The WA State Supreme Court released a decision this morning on psychiatric boarding in hospitals that basically prohibits the state from doing this. Judge Gonzales’ summary is quite pithy.
GONZALEZ, I.-Washington State’s involuntary treatment act (ITA), chapter 71.05 RCW, authorizes counties to briefly detain those who, “as the result of a mental disorder,” present an imminent risk of harm to themselves or others, or are gravely disabled. RCW 71.05.153(1), .230. The initial brief detention is for the limited purpose of evaluation, stabilization, and treatment, and once someone is detained under the IT A, he or she is entitled to individualized treatment. RCW 71.05.153, .230, .360(2). Pierce County frequently lacks sufficient space in certified evaluation and treatment facilities for all those it involuntarily detains under the ITA. It regularly resorts to temporarily placing those it involuntarily detains in emergency rooms and acute care centers via “single bed certifications” to avoid overcrowding certified facilities. Such overcrowding-driven detentions are often described as “psychiatric boarding.” Patients psychiatrically boarded in single bed certifications generally receive only emergent care. After 10 involuntarily detained patients moved to dismiss the county’s ITA petitions, a trial judge found that psychiatric boarding is unlawful. We agree and affirm. (http://www.courts.wa.gov/opinions/pdf/901104.pdf)
There are hundreds of patients in this category statewide and we are going to have to take action to resolve the situation or the courts will release the involuntary commitment petitions on these folks. In general, people in this situation need immediate treatment. Not providing treatment, but keeping them strapped down on gurneys in the hallways of hospitals has always been inhumane, now it is clearly illegal.
During the recession the state budget made significant reductions in mental health spending. We are starting to see the outcomes of this. Yet another category where we most certainly cannot take reductions in order to fund other more visible state services.
We are working on a more detailed plan to resolve the situation, but my immediate guess as to what will need to happen:
- Create new short-term capacity in the system. The fastest way to do this is by opening new beds (requiring a ward re-opening) at both Eastern and Western State Hospitals. This will cost operating money in the supplemental. These beds cost about $600/day. Costs may be higher than normal patients because they will need more intensive care in the first couple days of being there than long-term patients do, but this is a good starting number. This will probably need to happen sooner than we can act as a Legislature.
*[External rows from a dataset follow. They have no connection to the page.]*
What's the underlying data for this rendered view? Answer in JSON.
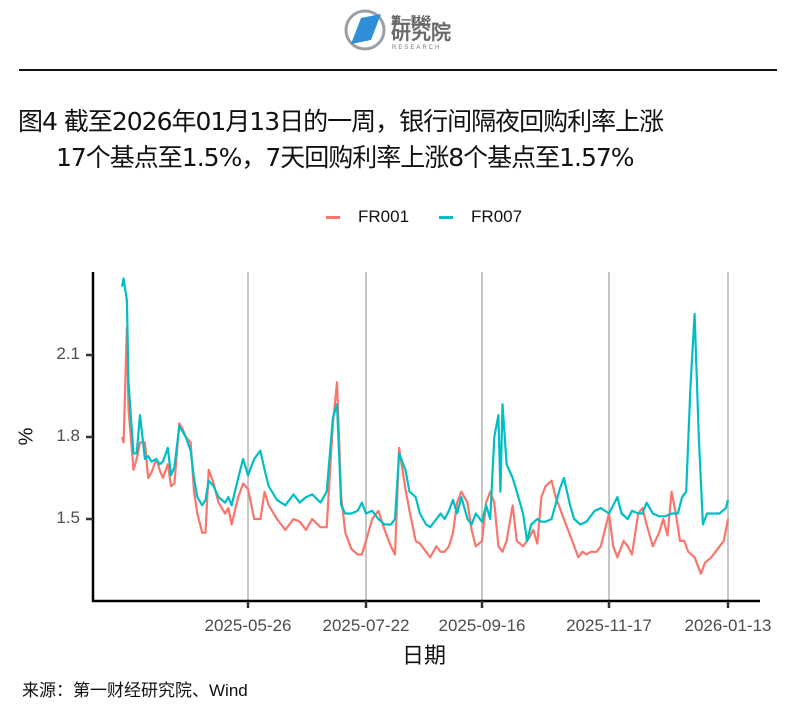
{
  "logo": {
    "small_text": "第一财经",
    "big_text": "研究院",
    "en_text": "RESEARCH",
    "icon": "diamond-circle-logo-icon",
    "colors": {
      "blue": "#2f8fd8",
      "gray": "#9aa0a6"
    }
  },
  "title": {
    "line1": "图4  截至2026年01月13日的一周，银行间隔夜回购利率上涨",
    "line2": "17个基点至1.5%，7天回购利率上涨8个基点至1.57%"
  },
  "legend": [
    {
      "label": "FR001",
      "color": "#f8766d"
    },
    {
      "label": "FR007",
      "color": "#00bfc4"
    }
  ],
  "axes": {
    "ylabel": "%",
    "xlabel": "日期",
    "yticks": [
      "2.1",
      "1.8",
      "1.5"
    ],
    "xticks": [
      "2025-05-26",
      "2025-07-22",
      "2025-09-16",
      "2025-11-17",
      "2026-01-13"
    ]
  },
  "source": "来源：第一财经研究院、Wind",
  "chart_data": {
    "type": "line",
    "title": "截至2026年01月13日的一周，银行间隔夜回购利率上涨17个基点至1.5%，7天回购利率上涨8个基点至1.57%",
    "xlabel": "日期",
    "ylabel": "%",
    "ylim": [
      1.21,
      2.4
    ],
    "x_tick_labels": [
      "2025-05-26",
      "2025-07-22",
      "2025-09-16",
      "2025-11-17",
      "2026-01-13"
    ],
    "y_tick_values": [
      1.5,
      1.8,
      2.1
    ],
    "grid": "vertical major lines at x ticks",
    "legend_position": "top",
    "x_range_approx": [
      "2025-03-10",
      "2026-01-13"
    ],
    "series": [
      {
        "name": "FR001",
        "color": "#f8766d",
        "points": [
          [
            "2025-03-10",
            1.8
          ],
          [
            "2025-03-11",
            1.78
          ],
          [
            "2025-03-13",
            2.2
          ],
          [
            "2025-03-14",
            1.9
          ],
          [
            "2025-03-17",
            1.68
          ],
          [
            "2025-03-19",
            1.72
          ],
          [
            "2025-03-21",
            1.78
          ],
          [
            "2025-03-24",
            1.78
          ],
          [
            "2025-03-26",
            1.65
          ],
          [
            "2025-03-28",
            1.67
          ],
          [
            "2025-03-31",
            1.72
          ],
          [
            "2025-04-02",
            1.68
          ],
          [
            "2025-04-04",
            1.65
          ],
          [
            "2025-04-07",
            1.7
          ],
          [
            "2025-04-09",
            1.62
          ],
          [
            "2025-04-11",
            1.63
          ],
          [
            "2025-04-14",
            1.85
          ],
          [
            "2025-04-16",
            1.83
          ],
          [
            "2025-04-18",
            1.8
          ],
          [
            "2025-04-21",
            1.78
          ],
          [
            "2025-04-23",
            1.6
          ],
          [
            "2025-04-25",
            1.52
          ],
          [
            "2025-04-28",
            1.45
          ],
          [
            "2025-04-30",
            1.45
          ],
          [
            "2025-05-02",
            1.68
          ],
          [
            "2025-05-05",
            1.63
          ],
          [
            "2025-05-08",
            1.56
          ],
          [
            "2025-05-12",
            1.52
          ],
          [
            "2025-05-14",
            1.54
          ],
          [
            "2025-05-16",
            1.48
          ],
          [
            "2025-05-20",
            1.58
          ],
          [
            "2025-05-23",
            1.63
          ],
          [
            "2025-05-26",
            1.61
          ],
          [
            "2025-05-29",
            1.5
          ],
          [
            "2025-06-01",
            1.5
          ],
          [
            "2025-06-03",
            1.6
          ],
          [
            "2025-06-05",
            1.55
          ],
          [
            "2025-06-09",
            1.5
          ],
          [
            "2025-06-13",
            1.46
          ],
          [
            "2025-06-17",
            1.5
          ],
          [
            "2025-06-20",
            1.49
          ],
          [
            "2025-06-23",
            1.46
          ],
          [
            "2025-06-26",
            1.5
          ],
          [
            "2025-06-30",
            1.47
          ],
          [
            "2025-07-03",
            1.47
          ],
          [
            "2025-07-06",
            1.85
          ],
          [
            "2025-07-08",
            2.0
          ],
          [
            "2025-07-10",
            1.58
          ],
          [
            "2025-07-12",
            1.45
          ],
          [
            "2025-07-15",
            1.39
          ],
          [
            "2025-07-18",
            1.37
          ],
          [
            "2025-07-20",
            1.37
          ],
          [
            "2025-07-22",
            1.42
          ],
          [
            "2025-07-25",
            1.5
          ],
          [
            "2025-07-28",
            1.53
          ],
          [
            "2025-07-31",
            1.46
          ],
          [
            "2025-08-03",
            1.4
          ],
          [
            "2025-08-05",
            1.37
          ],
          [
            "2025-08-07",
            1.76
          ],
          [
            "2025-08-10",
            1.61
          ],
          [
            "2025-08-12",
            1.53
          ],
          [
            "2025-08-15",
            1.42
          ],
          [
            "2025-08-17",
            1.41
          ],
          [
            "2025-08-20",
            1.38
          ],
          [
            "2025-08-22",
            1.36
          ],
          [
            "2025-08-25",
            1.4
          ],
          [
            "2025-08-27",
            1.38
          ],
          [
            "2025-08-29",
            1.38
          ],
          [
            "2025-08-31",
            1.4
          ],
          [
            "2025-09-02",
            1.45
          ],
          [
            "2025-09-04",
            1.56
          ],
          [
            "2025-09-06",
            1.6
          ],
          [
            "2025-09-09",
            1.56
          ],
          [
            "2025-09-11",
            1.46
          ],
          [
            "2025-09-13",
            1.4
          ],
          [
            "2025-09-16",
            1.42
          ],
          [
            "2025-09-18",
            1.56
          ],
          [
            "2025-09-20",
            1.6
          ],
          [
            "2025-09-22",
            1.56
          ],
          [
            "2025-09-24",
            1.4
          ],
          [
            "2025-09-26",
            1.38
          ],
          [
            "2025-09-28",
            1.42
          ],
          [
            "2025-10-01",
            1.55
          ],
          [
            "2025-10-03",
            1.42
          ],
          [
            "2025-10-06",
            1.4
          ],
          [
            "2025-10-09",
            1.43
          ],
          [
            "2025-10-11",
            1.46
          ],
          [
            "2025-10-13",
            1.41
          ],
          [
            "2025-10-15",
            1.58
          ],
          [
            "2025-10-17",
            1.62
          ],
          [
            "2025-10-20",
            1.64
          ],
          [
            "2025-10-22",
            1.58
          ],
          [
            "2025-10-26",
            1.5
          ],
          [
            "2025-10-29",
            1.44
          ],
          [
            "2025-10-31",
            1.4
          ],
          [
            "2025-11-02",
            1.36
          ],
          [
            "2025-11-04",
            1.38
          ],
          [
            "2025-11-06",
            1.37
          ],
          [
            "2025-11-08",
            1.38
          ],
          [
            "2025-11-11",
            1.38
          ],
          [
            "2025-11-13",
            1.4
          ],
          [
            "2025-11-17",
            1.52
          ],
          [
            "2025-11-19",
            1.4
          ],
          [
            "2025-11-21",
            1.36
          ],
          [
            "2025-11-24",
            1.42
          ],
          [
            "2025-11-26",
            1.4
          ],
          [
            "2025-11-28",
            1.37
          ],
          [
            "2025-12-01",
            1.52
          ],
          [
            "2025-12-03",
            1.54
          ],
          [
            "2025-12-05",
            1.48
          ],
          [
            "2025-12-08",
            1.4
          ],
          [
            "2025-12-11",
            1.45
          ],
          [
            "2025-12-13",
            1.5
          ],
          [
            "2025-12-15",
            1.44
          ],
          [
            "2025-12-17",
            1.6
          ],
          [
            "2025-12-19",
            1.52
          ],
          [
            "2025-12-21",
            1.42
          ],
          [
            "2025-12-23",
            1.42
          ],
          [
            "2025-12-25",
            1.38
          ],
          [
            "2025-12-28",
            1.36
          ],
          [
            "2025-12-31",
            1.3
          ],
          [
            "2026-01-02",
            1.34
          ],
          [
            "2026-01-05",
            1.36
          ],
          [
            "2026-01-07",
            1.38
          ],
          [
            "2026-01-09",
            1.4
          ],
          [
            "2026-01-11",
            1.42
          ],
          [
            "2026-01-13",
            1.5
          ]
        ]
      },
      {
        "name": "FR007",
        "color": "#00bfc4",
        "points": [
          [
            "2025-03-10",
            2.35
          ],
          [
            "2025-03-11",
            2.38
          ],
          [
            "2025-03-13",
            2.3
          ],
          [
            "2025-03-14",
            2.0
          ],
          [
            "2025-03-17",
            1.74
          ],
          [
            "2025-03-19",
            1.74
          ],
          [
            "2025-03-21",
            1.88
          ],
          [
            "2025-03-24",
            1.72
          ],
          [
            "2025-03-26",
            1.73
          ],
          [
            "2025-03-28",
            1.71
          ],
          [
            "2025-03-31",
            1.72
          ],
          [
            "2025-04-02",
            1.7
          ],
          [
            "2025-04-04",
            1.71
          ],
          [
            "2025-04-07",
            1.76
          ],
          [
            "2025-04-09",
            1.66
          ],
          [
            "2025-04-11",
            1.69
          ],
          [
            "2025-04-14",
            1.84
          ],
          [
            "2025-04-16",
            1.82
          ],
          [
            "2025-04-18",
            1.8
          ],
          [
            "2025-04-21",
            1.75
          ],
          [
            "2025-04-23",
            1.65
          ],
          [
            "2025-04-25",
            1.58
          ],
          [
            "2025-04-28",
            1.55
          ],
          [
            "2025-04-30",
            1.57
          ],
          [
            "2025-05-02",
            1.64
          ],
          [
            "2025-05-05",
            1.62
          ],
          [
            "2025-05-08",
            1.58
          ],
          [
            "2025-05-12",
            1.56
          ],
          [
            "2025-05-14",
            1.58
          ],
          [
            "2025-05-16",
            1.55
          ],
          [
            "2025-05-20",
            1.65
          ],
          [
            "2025-05-23",
            1.72
          ],
          [
            "2025-05-26",
            1.66
          ],
          [
            "2025-05-29",
            1.72
          ],
          [
            "2025-06-01",
            1.75
          ],
          [
            "2025-06-03",
            1.68
          ],
          [
            "2025-06-05",
            1.62
          ],
          [
            "2025-06-09",
            1.57
          ],
          [
            "2025-06-13",
            1.55
          ],
          [
            "2025-06-17",
            1.59
          ],
          [
            "2025-06-20",
            1.56
          ],
          [
            "2025-06-23",
            1.58
          ],
          [
            "2025-06-26",
            1.59
          ],
          [
            "2025-06-30",
            1.56
          ],
          [
            "2025-07-03",
            1.6
          ],
          [
            "2025-07-06",
            1.87
          ],
          [
            "2025-07-08",
            1.92
          ],
          [
            "2025-07-10",
            1.55
          ],
          [
            "2025-07-12",
            1.52
          ],
          [
            "2025-07-15",
            1.52
          ],
          [
            "2025-07-18",
            1.53
          ],
          [
            "2025-07-20",
            1.56
          ],
          [
            "2025-07-22",
            1.52
          ],
          [
            "2025-07-25",
            1.53
          ],
          [
            "2025-07-28",
            1.5
          ],
          [
            "2025-07-31",
            1.48
          ],
          [
            "2025-08-03",
            1.48
          ],
          [
            "2025-08-05",
            1.5
          ],
          [
            "2025-08-07",
            1.74
          ],
          [
            "2025-08-10",
            1.68
          ],
          [
            "2025-08-12",
            1.6
          ],
          [
            "2025-08-15",
            1.58
          ],
          [
            "2025-08-17",
            1.52
          ],
          [
            "2025-08-20",
            1.48
          ],
          [
            "2025-08-22",
            1.47
          ],
          [
            "2025-08-25",
            1.5
          ],
          [
            "2025-08-27",
            1.52
          ],
          [
            "2025-08-29",
            1.5
          ],
          [
            "2025-08-31",
            1.53
          ],
          [
            "2025-09-02",
            1.57
          ],
          [
            "2025-09-04",
            1.52
          ],
          [
            "2025-09-06",
            1.58
          ],
          [
            "2025-09-09",
            1.5
          ],
          [
            "2025-09-11",
            1.48
          ],
          [
            "2025-09-13",
            1.52
          ],
          [
            "2025-09-16",
            1.49
          ],
          [
            "2025-09-18",
            1.55
          ],
          [
            "2025-09-20",
            1.5
          ],
          [
            "2025-09-22",
            1.8
          ],
          [
            "2025-09-24",
            1.88
          ],
          [
            "2025-09-25",
            1.6
          ],
          [
            "2025-09-26",
            1.92
          ],
          [
            "2025-09-28",
            1.7
          ],
          [
            "2025-10-01",
            1.65
          ],
          [
            "2025-10-03",
            1.6
          ],
          [
            "2025-10-06",
            1.52
          ],
          [
            "2025-10-08",
            1.42
          ],
          [
            "2025-10-10",
            1.48
          ],
          [
            "2025-10-13",
            1.5
          ],
          [
            "2025-10-15",
            1.49
          ],
          [
            "2025-10-17",
            1.49
          ],
          [
            "2025-10-20",
            1.5
          ],
          [
            "2025-10-24",
            1.61
          ],
          [
            "2025-10-26",
            1.65
          ],
          [
            "2025-10-29",
            1.55
          ],
          [
            "2025-10-31",
            1.5
          ],
          [
            "2025-11-03",
            1.48
          ],
          [
            "2025-11-06",
            1.49
          ],
          [
            "2025-11-10",
            1.53
          ],
          [
            "2025-11-13",
            1.54
          ],
          [
            "2025-11-17",
            1.52
          ],
          [
            "2025-11-19",
            1.55
          ],
          [
            "2025-11-21",
            1.58
          ],
          [
            "2025-11-23",
            1.52
          ],
          [
            "2025-11-26",
            1.5
          ],
          [
            "2025-11-28",
            1.53
          ],
          [
            "2025-12-01",
            1.52
          ],
          [
            "2025-12-03",
            1.52
          ],
          [
            "2025-12-05",
            1.56
          ],
          [
            "2025-12-08",
            1.52
          ],
          [
            "2025-12-11",
            1.51
          ],
          [
            "2025-12-14",
            1.51
          ],
          [
            "2025-12-17",
            1.52
          ],
          [
            "2025-12-20",
            1.52
          ],
          [
            "2025-12-22",
            1.58
          ],
          [
            "2025-12-24",
            1.6
          ],
          [
            "2025-12-26",
            1.98
          ],
          [
            "2025-12-28",
            2.25
          ],
          [
            "2025-12-30",
            1.8
          ],
          [
            "2026-01-01",
            1.48
          ],
          [
            "2026-01-03",
            1.52
          ],
          [
            "2026-01-06",
            1.52
          ],
          [
            "2026-01-09",
            1.52
          ],
          [
            "2026-01-12",
            1.54
          ],
          [
            "2026-01-13",
            1.57
          ]
        ]
      }
    ]
  }
}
- Create new long-term capacity in the community where it is cheaper and less restrictive. This requires funding more facilities at Evaluation and Treatment (ENT) centers that have 16 or fewer beds so that we can get Medicaid match for the service. We funded some new capacity in the operating budget last year after an epic fight with the Republican Senate. We will need some capital budget to support creating the facilities. The House capital budget had this money in it, but the Republicans in the Senate refused to pass a capital budget at all. The cost of these facilities will depend on the acuity of the patients being treated, and could range from $150/day to close to the state hospital rate.
- Fix some of the problems getting evaluations done in a timely way at hospitals. We are running into constraints where the “designated mental health professional” (DMHP) doesn’t have enough time in the 12 hours allowed because the hospital is rightly focused on stabilizing the medical health of the patient first. I’ve asked our staff to look into a more consistent way to handle commitments across mental health, CD, and geriatrics behavior situations so that we can manage what’s going on here in a consistent way. We’ll have some proposals in the next few weeks.
- Task force. There is already a task force with a bunch of the people who understand the system on the ground on it (hospitals, DSHS, King County, Governor’s office, king COunty Executive’s office, etc.) to try to coordinate this stuff. We’ll track their work.
Next year’s budget is going to need to make some substantive changes in how we fund mental health treatment.